Le médaillon central contenait probablement à l’origine un Dieu en majesté. En 1726, ayant disparu, conséquence de l’état de délabrement depuis près de deux siècles de la rose, on décida de le remplacer par les armoiries du cardinal de Noailles, archevêque de Paris de l’époque, qui avait dépensé 80.000 livres pour la restauration de la rose. Viollet-le-Duc, par le travail de Gérente, choisit d’y placer la représentation du Christ de l’Apocalypse : l’épée sortant de la bouche du Sauveur est le symbole que sa parole sépare l’erreur de la vérité. Des étoiles brillent sur les plaies de ses mains, tandis que les lampes du temple sont allumées autour de lui.

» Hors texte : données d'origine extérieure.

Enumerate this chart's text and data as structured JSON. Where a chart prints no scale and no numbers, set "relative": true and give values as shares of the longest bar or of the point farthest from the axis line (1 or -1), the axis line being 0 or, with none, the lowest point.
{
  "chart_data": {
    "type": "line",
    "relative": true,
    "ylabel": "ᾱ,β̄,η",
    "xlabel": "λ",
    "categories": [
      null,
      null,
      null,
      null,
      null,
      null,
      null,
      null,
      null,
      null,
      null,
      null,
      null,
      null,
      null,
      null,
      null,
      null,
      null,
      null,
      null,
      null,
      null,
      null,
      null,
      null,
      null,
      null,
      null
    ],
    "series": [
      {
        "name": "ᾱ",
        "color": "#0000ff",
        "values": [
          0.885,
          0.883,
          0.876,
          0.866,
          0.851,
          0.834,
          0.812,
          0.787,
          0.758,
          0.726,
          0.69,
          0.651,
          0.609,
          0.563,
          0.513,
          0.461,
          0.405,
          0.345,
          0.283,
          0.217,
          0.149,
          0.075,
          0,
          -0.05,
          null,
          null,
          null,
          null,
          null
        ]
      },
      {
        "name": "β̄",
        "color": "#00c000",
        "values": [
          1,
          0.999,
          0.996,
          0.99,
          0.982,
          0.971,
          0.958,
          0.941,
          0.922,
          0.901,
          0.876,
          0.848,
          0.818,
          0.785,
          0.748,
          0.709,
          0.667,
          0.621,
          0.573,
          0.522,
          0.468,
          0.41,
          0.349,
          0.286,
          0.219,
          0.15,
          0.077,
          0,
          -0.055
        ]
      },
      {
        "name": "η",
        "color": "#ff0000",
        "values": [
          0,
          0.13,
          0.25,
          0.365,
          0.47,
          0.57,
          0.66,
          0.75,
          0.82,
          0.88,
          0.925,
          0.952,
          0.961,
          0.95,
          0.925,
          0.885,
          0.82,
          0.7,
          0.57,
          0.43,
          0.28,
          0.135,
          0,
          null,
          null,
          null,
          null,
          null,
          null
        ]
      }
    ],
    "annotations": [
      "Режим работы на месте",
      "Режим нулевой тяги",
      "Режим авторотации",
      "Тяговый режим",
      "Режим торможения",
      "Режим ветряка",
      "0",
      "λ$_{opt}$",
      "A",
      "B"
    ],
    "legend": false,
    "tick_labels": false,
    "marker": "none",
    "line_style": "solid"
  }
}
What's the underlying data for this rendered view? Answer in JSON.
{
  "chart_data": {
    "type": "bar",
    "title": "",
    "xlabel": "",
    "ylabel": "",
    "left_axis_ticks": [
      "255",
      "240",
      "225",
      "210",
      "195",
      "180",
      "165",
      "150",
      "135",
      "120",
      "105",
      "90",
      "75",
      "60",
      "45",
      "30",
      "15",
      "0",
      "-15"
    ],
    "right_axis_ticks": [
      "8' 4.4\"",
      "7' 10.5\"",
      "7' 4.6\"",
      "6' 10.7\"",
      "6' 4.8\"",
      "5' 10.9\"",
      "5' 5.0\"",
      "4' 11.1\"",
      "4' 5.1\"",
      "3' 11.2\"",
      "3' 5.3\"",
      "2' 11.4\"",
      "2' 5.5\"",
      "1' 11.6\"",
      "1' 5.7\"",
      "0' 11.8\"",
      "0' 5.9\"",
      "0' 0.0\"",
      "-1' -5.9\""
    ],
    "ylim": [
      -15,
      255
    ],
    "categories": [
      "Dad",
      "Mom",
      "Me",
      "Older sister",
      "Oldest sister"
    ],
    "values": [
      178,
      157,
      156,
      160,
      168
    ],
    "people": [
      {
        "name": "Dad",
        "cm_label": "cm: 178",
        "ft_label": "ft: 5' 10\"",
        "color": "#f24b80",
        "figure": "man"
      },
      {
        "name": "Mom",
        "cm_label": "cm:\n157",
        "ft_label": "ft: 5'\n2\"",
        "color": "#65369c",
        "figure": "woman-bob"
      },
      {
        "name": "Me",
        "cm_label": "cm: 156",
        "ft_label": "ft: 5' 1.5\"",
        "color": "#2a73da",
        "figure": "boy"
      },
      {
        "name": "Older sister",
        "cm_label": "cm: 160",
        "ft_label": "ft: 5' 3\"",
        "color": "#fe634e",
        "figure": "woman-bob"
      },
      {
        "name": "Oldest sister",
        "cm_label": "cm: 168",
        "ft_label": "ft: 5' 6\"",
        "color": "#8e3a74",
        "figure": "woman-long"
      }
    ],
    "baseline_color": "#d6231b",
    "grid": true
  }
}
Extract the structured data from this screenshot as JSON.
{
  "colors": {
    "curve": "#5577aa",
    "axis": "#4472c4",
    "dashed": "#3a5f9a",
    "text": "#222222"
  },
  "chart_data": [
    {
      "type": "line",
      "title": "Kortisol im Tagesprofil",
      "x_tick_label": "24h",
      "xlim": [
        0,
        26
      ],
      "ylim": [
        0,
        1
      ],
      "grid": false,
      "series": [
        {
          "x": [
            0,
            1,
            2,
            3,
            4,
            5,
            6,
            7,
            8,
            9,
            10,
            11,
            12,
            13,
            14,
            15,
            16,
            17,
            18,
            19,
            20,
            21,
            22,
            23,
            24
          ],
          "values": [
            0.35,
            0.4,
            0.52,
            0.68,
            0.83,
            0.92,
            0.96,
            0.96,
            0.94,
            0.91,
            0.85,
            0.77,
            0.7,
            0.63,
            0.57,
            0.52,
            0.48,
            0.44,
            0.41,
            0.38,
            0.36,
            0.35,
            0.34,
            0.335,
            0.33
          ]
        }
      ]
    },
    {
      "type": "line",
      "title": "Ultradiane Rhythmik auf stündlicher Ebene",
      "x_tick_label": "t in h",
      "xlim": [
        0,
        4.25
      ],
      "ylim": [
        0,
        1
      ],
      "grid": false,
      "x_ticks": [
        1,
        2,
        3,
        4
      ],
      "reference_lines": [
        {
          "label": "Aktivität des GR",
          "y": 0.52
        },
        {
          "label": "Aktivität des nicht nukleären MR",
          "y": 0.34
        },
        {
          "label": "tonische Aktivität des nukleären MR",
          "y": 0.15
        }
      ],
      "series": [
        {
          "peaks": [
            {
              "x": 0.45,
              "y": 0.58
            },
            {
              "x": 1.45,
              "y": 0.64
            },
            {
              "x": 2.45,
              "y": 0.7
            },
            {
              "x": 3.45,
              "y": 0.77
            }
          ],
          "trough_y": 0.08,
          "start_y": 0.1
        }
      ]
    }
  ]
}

 La claire-voie de la Rose Sud © Gérard Boullay

Sous la rosace, la cour céleste est parfaite par les seize prophètes représentés dans les grands vitraux de la claire-voie, peinte au XIXe siècle par Alfred Gérente sous la direction de Viollet-le-Duc. Conformément à la Cathédrale de Chartres dont ce dernier s’est inspiré, au centre, les quatre grands prophètes (Isaïe, Jérémie, Ezéchiel et Daniel) portent sur leurs épaules les quatre évangélistes (Matthieu, Marc, Luc et Jean). C’est la méditation même de Bertrand, évêque de Chartres au XIIIe siècle, sur le lien entre l’Ancien et le Nouveau Testament : Nous sommes comme des nains montés sur les épaules de géants, si bien que nous percevons bien plus de choses qu’eux, non que notre vision soit plus perçante ou notre taille plus haute, mais parce que nous sommes transportés et élevés plus haut grâce à leur taille gigantesque.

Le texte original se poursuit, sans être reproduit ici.